Ahhh the god ol’ Days of flying !

Short clip of a Boeing 707 Lufthansa and a few others !!

Video : https://www.youtube.com/watch?v=OGr_RdCJVik

The Best Lookin’ Boeing 707 Lufthansa I’ve ever seen !

from my friends Video Archives Kristens YOU TUBE Video archives out of Seattle !

Video : https://www.youtube.com/watch?v=8r3fEpRbwXQ

Ja mei…… damals ist man auch noch überall mitgekommen, gell?

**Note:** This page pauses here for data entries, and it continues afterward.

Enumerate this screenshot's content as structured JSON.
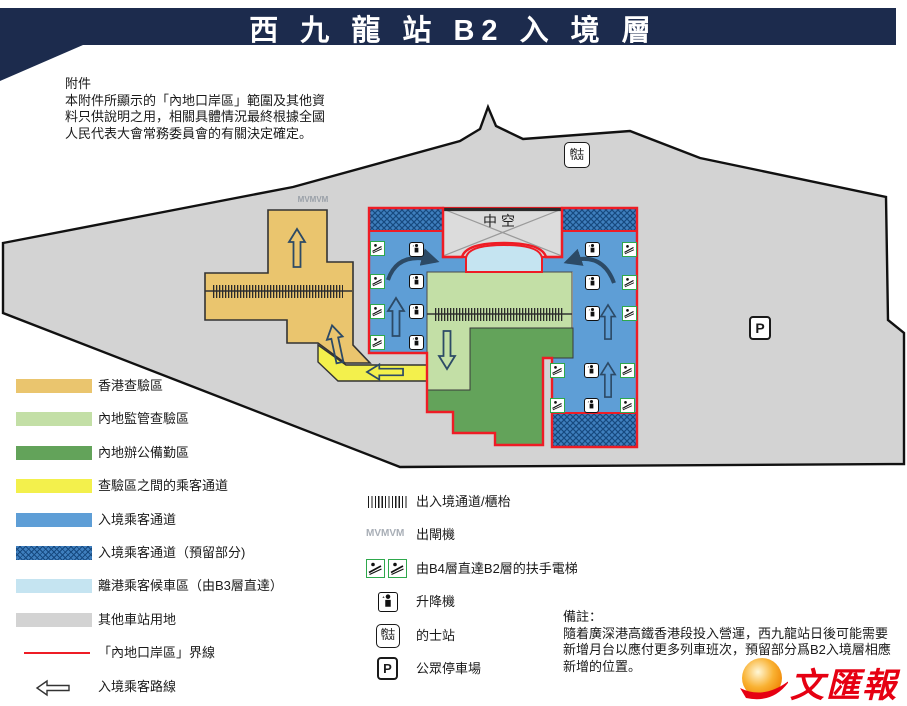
{
  "banner": {
    "title": "西 九 龍 站 B2 入 境 層"
  },
  "attachment_note": {
    "heading": "附件",
    "lines": [
      "本附件所顯示的「內地口岸區」範圍及其他資",
      "料只供說明之用，相關具體情況最終根據全國",
      "人民代表大會常務委員會的有關決定確定。"
    ]
  },
  "remark_note": {
    "heading": "備註：",
    "lines": [
      "隨着廣深港高鐵香港段投入營運，西九龍站日後可能需要",
      "新增月台以應付更多列車班次，預留部分爲B2入境層相應",
      "新增的位置。"
    ]
  },
  "map_labels": {
    "void_label": "中空",
    "gate_symbol": "MVMVM",
    "taxi_line1": "的士",
    "taxi_line2": "TAXI",
    "parking": "P"
  },
  "area_legend": [
    {
      "id": "hk-inspection",
      "label": "香港查驗區",
      "swatch": "orange"
    },
    {
      "id": "mainland-inspection",
      "label": "內地監管查驗區",
      "swatch": "lightgreen"
    },
    {
      "id": "mainland-office",
      "label": "內地辦公備勤區",
      "swatch": "green"
    },
    {
      "id": "between-passage",
      "label": "查驗區之間的乘客通道",
      "swatch": "yellow"
    },
    {
      "id": "arrival-corridor",
      "label": "入境乘客通道",
      "swatch": "blue"
    },
    {
      "id": "arrival-reserved",
      "label": "入境乘客通道（預留部分)",
      "swatch": "hatch"
    },
    {
      "id": "departure-waiting",
      "label": "離港乘客候車區（由B3層直達）",
      "swatch": "cyan"
    },
    {
      "id": "other-station",
      "label": "其他車站用地",
      "swatch": "gray"
    },
    {
      "id": "port-boundary",
      "label": "「內地口岸區」界線",
      "swatch": "redline"
    },
    {
      "id": "arrival-route",
      "label": "入境乘客路線",
      "swatch": "arrow"
    }
  ],
  "symbol_legend": [
    {
      "id": "counters",
      "label": "出入境通道/櫃枱",
      "icon": "hatchbar"
    },
    {
      "id": "exit-gates",
      "label": "出閘機",
      "icon": "gates"
    },
    {
      "id": "escalators",
      "label": "由B4層直達B2層的扶手電梯",
      "icon": "escpair"
    },
    {
      "id": "lift",
      "label": "升降機",
      "icon": "elevator"
    },
    {
      "id": "taxi-stand",
      "label": "的士站",
      "icon": "taxi"
    },
    {
      "id": "parking",
      "label": "公眾停車場",
      "icon": "parking"
    }
  ],
  "colors": {
    "banner_navy": "#1c2b4d",
    "station_gray": "#d3d3d3",
    "void_gray": "#dcdcdc",
    "hk_orange": "#eac56e",
    "passage_yellow": "#f3f04c",
    "inspection_light_green": "#c3dfa6",
    "office_green": "#63a35a",
    "corridor_blue": "#5e9ed6",
    "reserved_blue": "#3f7fbe",
    "reserved_line": "#16497f",
    "waiting_cyan": "#c5e4f1",
    "boundary_red": "#ee1c25",
    "outline_black": "#1a1a1a",
    "arrow_gray": "#2c4a66",
    "escalator_green": "#2ea84c",
    "logo_red": "#e60012"
  },
  "map_icons": {
    "escalators": [
      [
        377,
        248
      ],
      [
        377,
        281
      ],
      [
        377,
        311
      ],
      [
        377,
        342
      ],
      [
        629,
        249
      ],
      [
        629,
        282
      ],
      [
        629,
        313
      ],
      [
        557,
        370
      ],
      [
        627,
        370
      ],
      [
        557,
        405
      ],
      [
        627,
        405
      ]
    ],
    "elevators": [
      [
        416,
        249
      ],
      [
        416,
        281
      ],
      [
        416,
        311
      ],
      [
        416,
        342
      ],
      [
        592,
        249
      ],
      [
        592,
        282
      ],
      [
        592,
        313
      ],
      [
        591,
        370
      ],
      [
        591,
        405
      ]
    ]
  },
  "logo": {
    "text": "文匯報"
  }
}
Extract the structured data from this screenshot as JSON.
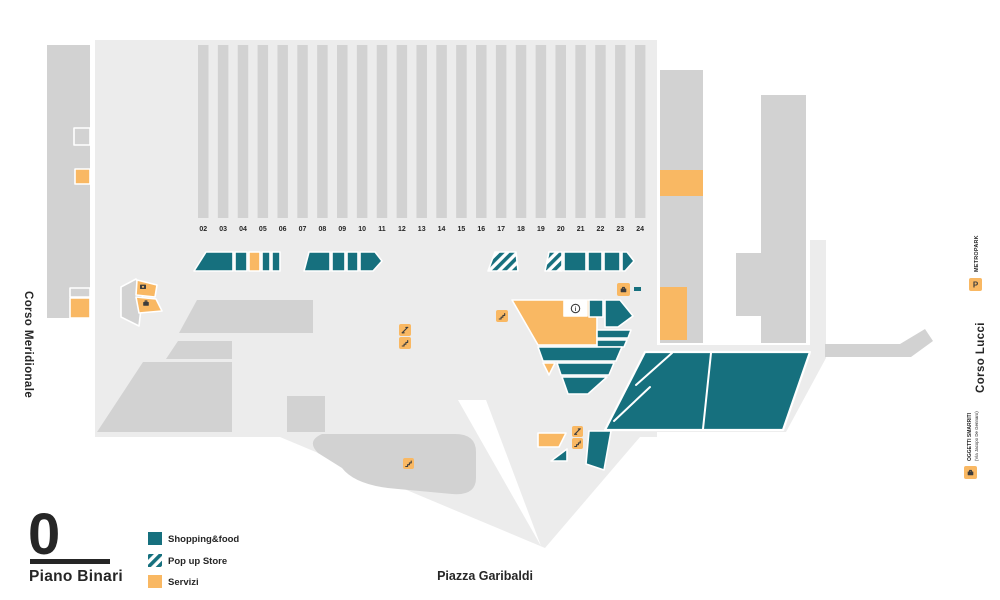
{
  "floor": {
    "number": "0",
    "name": "Piano Binari"
  },
  "streets": {
    "left": "Corso Meridionale",
    "right": "Corso Lucci",
    "bottom": "Piazza Garibaldi"
  },
  "tracks": [
    "02",
    "03",
    "04",
    "05",
    "06",
    "07",
    "08",
    "09",
    "10",
    "11",
    "12",
    "13",
    "14",
    "15",
    "16",
    "17",
    "18",
    "19",
    "20",
    "21",
    "22",
    "23",
    "24"
  ],
  "legend": {
    "items": [
      {
        "label": "Shopping&food",
        "type": "shopping"
      },
      {
        "label": "Pop up Store",
        "type": "popup"
      },
      {
        "label": "Servizi",
        "type": "services"
      }
    ]
  },
  "landmarks": {
    "metropark": "METROPARK",
    "lost_and_found": "OGGETTI SMARRITI",
    "lost_and_found_address": "(Via Jacopo De Gennaro)"
  },
  "icons": {
    "parking": "P",
    "info": "i"
  },
  "colors": {
    "shopping": "#16707e",
    "services": "#f9b863",
    "floor": "#ececec",
    "structure": "#d2d2d2",
    "text": "#262626"
  }
}
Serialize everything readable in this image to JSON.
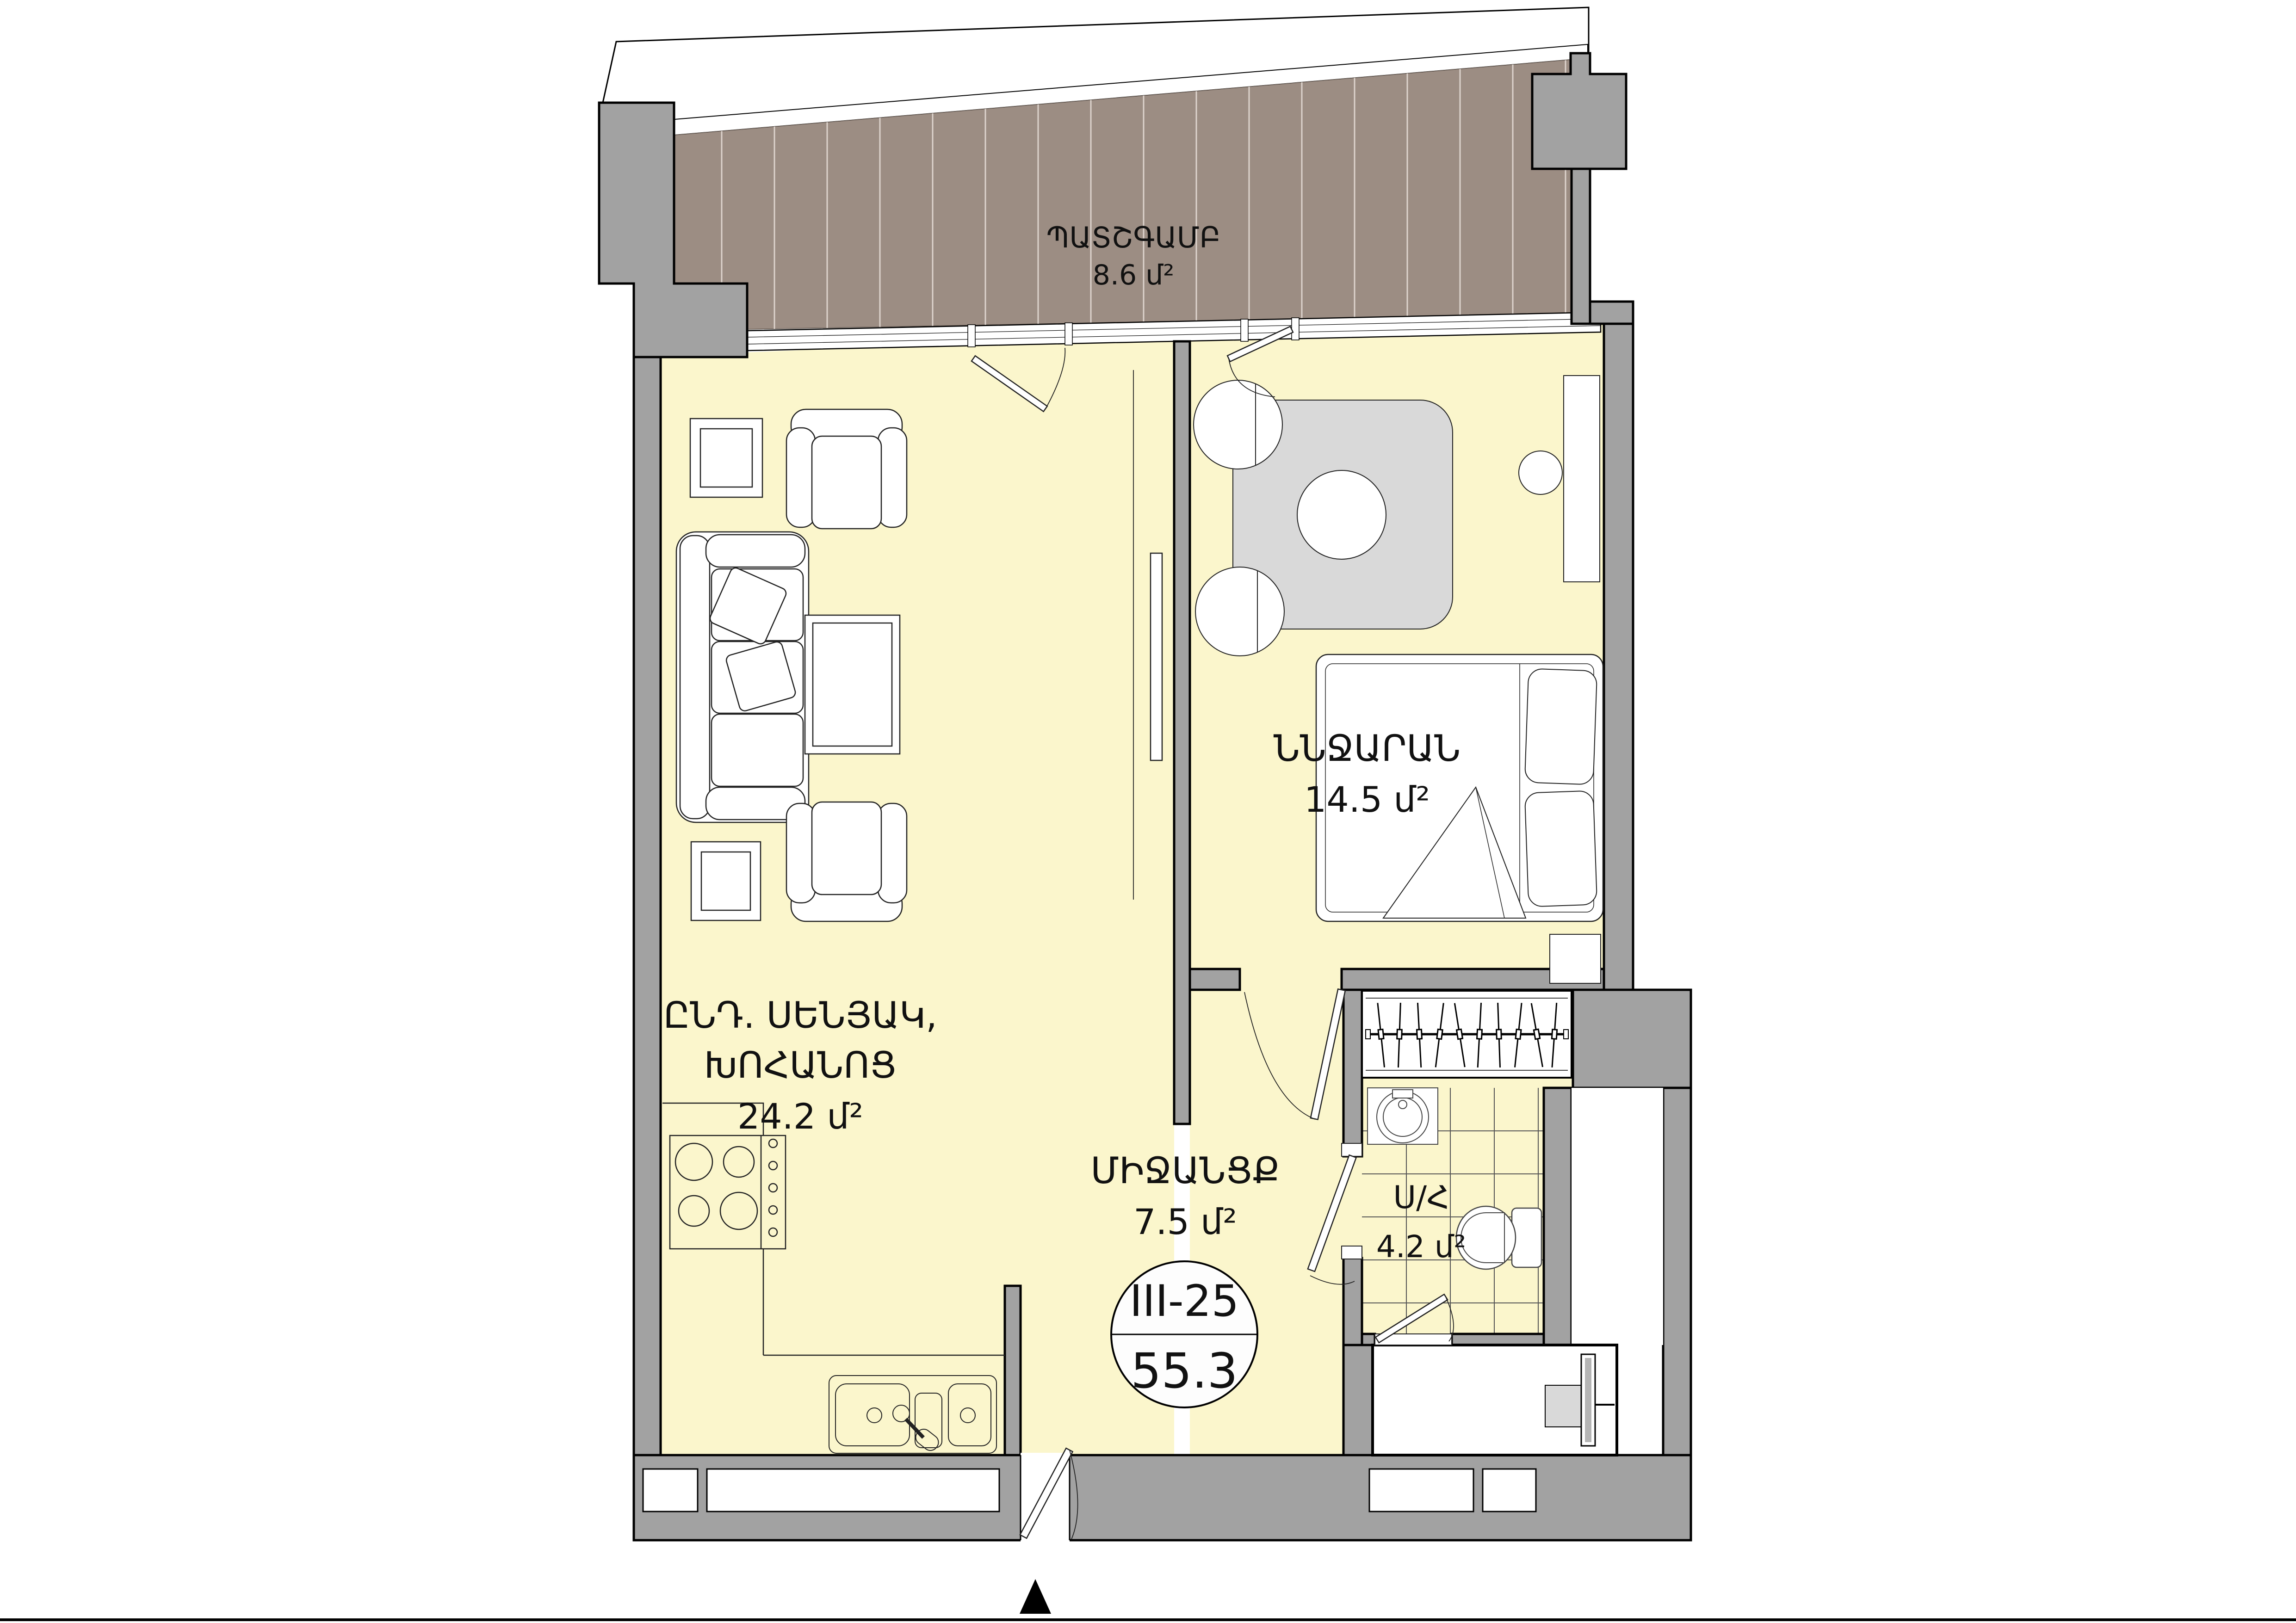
{
  "plan": {
    "labels": {
      "balcony": {
        "name": "ՊԱՏՇԳԱՄԲ",
        "area": "8.6 մ²"
      },
      "living": {
        "line1": "ԸՆԴ. ՍԵՆՅԱԿ,",
        "line2": "ԽՈՀԱՆՈՑ",
        "area": "24.2 մ²"
      },
      "bedroom": {
        "name": "ՆՆՋԱՐԱՆ",
        "area": "14.5 մ²"
      },
      "corridor": {
        "name": "ՄԻՋԱՆՑՔ",
        "area": "7.5 մ²"
      },
      "bathroom": {
        "name": "Ս/Հ",
        "area": "4.2 մ²"
      }
    },
    "unit_badge": {
      "number": "III-25",
      "total_area": "55.3"
    },
    "colors": {
      "wall": "#a2a2a2",
      "floor": "#FBF6CC",
      "balcony_deck": "#9C8D83",
      "rug": "#D9D9D9",
      "outline": "#000000"
    }
  }
}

Wenn man sich die Bilder anschaut, hat sich eigentlich gar nicht so viel veraendert. Natuerlich gibt es jetzt moderneres equipment, aber der Ablauf im Flieger scheint doch (fast) der gleiche zu sein.

Blair Kooistra

“As little as one-third of a monthly salary.” Hmm. Depends on whose monthly salary you’re talking. How about converting that factoid into dollars and cents? I’m guessing among the vast majority of working Americans, that 1/3 of a monthly salary wouldn’t get you overseas.

Blair,

You bring up a good point. In this context, it is using average US salary, but really, it is more about comparing. You can read it as, “it costs about 1/9th of what it used to back then,” instead.